This made me laugh out loud.
My nephew Kyle came to live with us this summer after his freshman year of college. Apparently he’s now a deputized member of the cultural-appropriation police.
He hadn’t even unpacked his massive bag of dirty laundry when he made a snide comment about the three straw hats hanging in our hallway collected during our years living in Southeast Asia.
The next day when Kyle and I were backing out of the driveway and I called out “Adios” to my neighbor, Kyle mumbled, “Appropriate much?”

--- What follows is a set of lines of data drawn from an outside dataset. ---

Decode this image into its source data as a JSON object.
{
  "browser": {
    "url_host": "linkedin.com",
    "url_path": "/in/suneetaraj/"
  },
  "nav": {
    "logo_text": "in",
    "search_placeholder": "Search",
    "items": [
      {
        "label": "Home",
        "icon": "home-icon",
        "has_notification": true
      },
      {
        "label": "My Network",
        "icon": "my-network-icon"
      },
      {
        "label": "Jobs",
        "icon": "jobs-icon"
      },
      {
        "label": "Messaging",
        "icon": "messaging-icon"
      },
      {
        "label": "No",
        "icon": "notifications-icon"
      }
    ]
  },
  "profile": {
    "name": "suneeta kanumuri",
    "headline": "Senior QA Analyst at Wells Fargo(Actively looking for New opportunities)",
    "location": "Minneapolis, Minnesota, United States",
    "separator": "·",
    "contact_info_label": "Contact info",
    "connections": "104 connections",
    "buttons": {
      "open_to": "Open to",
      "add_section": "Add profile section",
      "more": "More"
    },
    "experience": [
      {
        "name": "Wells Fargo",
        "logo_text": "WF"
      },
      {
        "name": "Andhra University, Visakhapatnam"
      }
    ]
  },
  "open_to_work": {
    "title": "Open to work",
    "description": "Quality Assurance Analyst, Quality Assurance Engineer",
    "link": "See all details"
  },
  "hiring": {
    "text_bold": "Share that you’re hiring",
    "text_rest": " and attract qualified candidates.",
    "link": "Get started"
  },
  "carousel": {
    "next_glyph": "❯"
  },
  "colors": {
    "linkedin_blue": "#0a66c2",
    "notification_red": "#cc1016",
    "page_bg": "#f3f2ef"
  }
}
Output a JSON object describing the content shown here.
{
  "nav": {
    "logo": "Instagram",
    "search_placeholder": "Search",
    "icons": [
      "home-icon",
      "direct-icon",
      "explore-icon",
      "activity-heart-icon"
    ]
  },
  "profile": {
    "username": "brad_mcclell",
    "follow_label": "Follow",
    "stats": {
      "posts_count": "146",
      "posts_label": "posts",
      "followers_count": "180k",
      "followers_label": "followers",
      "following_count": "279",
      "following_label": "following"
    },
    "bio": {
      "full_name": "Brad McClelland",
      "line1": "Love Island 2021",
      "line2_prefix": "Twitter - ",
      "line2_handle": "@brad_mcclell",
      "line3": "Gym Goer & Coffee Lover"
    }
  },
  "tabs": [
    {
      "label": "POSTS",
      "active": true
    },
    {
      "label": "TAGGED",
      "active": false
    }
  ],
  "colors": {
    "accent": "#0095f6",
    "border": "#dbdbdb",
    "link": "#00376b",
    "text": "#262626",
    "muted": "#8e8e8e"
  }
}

But then the following Saturday, I overheard Kyle ask my wife if we had any sunscreen he could borrow. “Brenna and I are going kayaking.”
I poked my head around the corner. “Mmm. Kayaks. You mean that watercraft appropriated from the Inuit people of the Arctic region?”
Quick on his feet, Kyle recovered and retorted, “I meant to say we’re renting canoes.”
“As in the canoe that was developed by the indigenous people of North America?”
Stymied, Kyle canceled his plans. He and Brenna spent the day sitting quietly on a park bench.
The following Monday our neighbor offered Kyle 50 bucks to move a mound of dirt into his backyard. I was glad to see the boy working. But when I saw he’d helped himself to the wheelbarrow from my shed, I couldn’t help myself.
“Whatcha doing there, McFly?”
“Moving this dirt for some quick cash.”
“Using a wheelbarrow?”
“Yup.”
He continued shoveling.
“As in the one-wheeled cart invented by the Chinese?”
Kyle looked at me for a long moment as he processed this information before finally lowering the handles of the wheelbarrow.
He switched to lugging the dirt in a five-gallon bucket. It took him the rest of the afternoon. The job worked out to four dollars an hour.
The next day he was so stiff and sore, Brenna suggested they go stretch out at “Yoga in the Park.” Until I pointed out yoga is a sacred practice rooted in Hinduism.
Brenna went by herself.
My wife told me to leave the poor boy alone. But hey, as his uncle, I feel it’s my job to help him live out his passionately held core values.
There's more at the link. Highly recommended reading.
Pretentiousness usually meets its match. Life is pretty handy at arranging that.
Peter
5 comments:
Poor Kyle will continue in his leftist beliefs, perhaps indefinitely. The only hope for changing his point of view is him getting a high paying job and then seeing how much of it disappears to fund the well being of others, to the detriment of the wage earner.
That changes lots of minds and hearts, but not all of them.
LOVE IT! I wonder if that youngster berates other ethnicities for appropriating European culture.
It is the nature of the human animal to observe such techniques that work for other cultures, borrow them, and make them their own. America's greatest resource is how our melting pot appropriates the best of what's out there and blends it into our own whole.
E Pluribus Unum isn't just a trite Latin phrase, it's what we are, at least until the progressive left decided to trash it all.
Brilliant!
It's really biting satire, but it's almost too realistic, heh...terrifyingly so.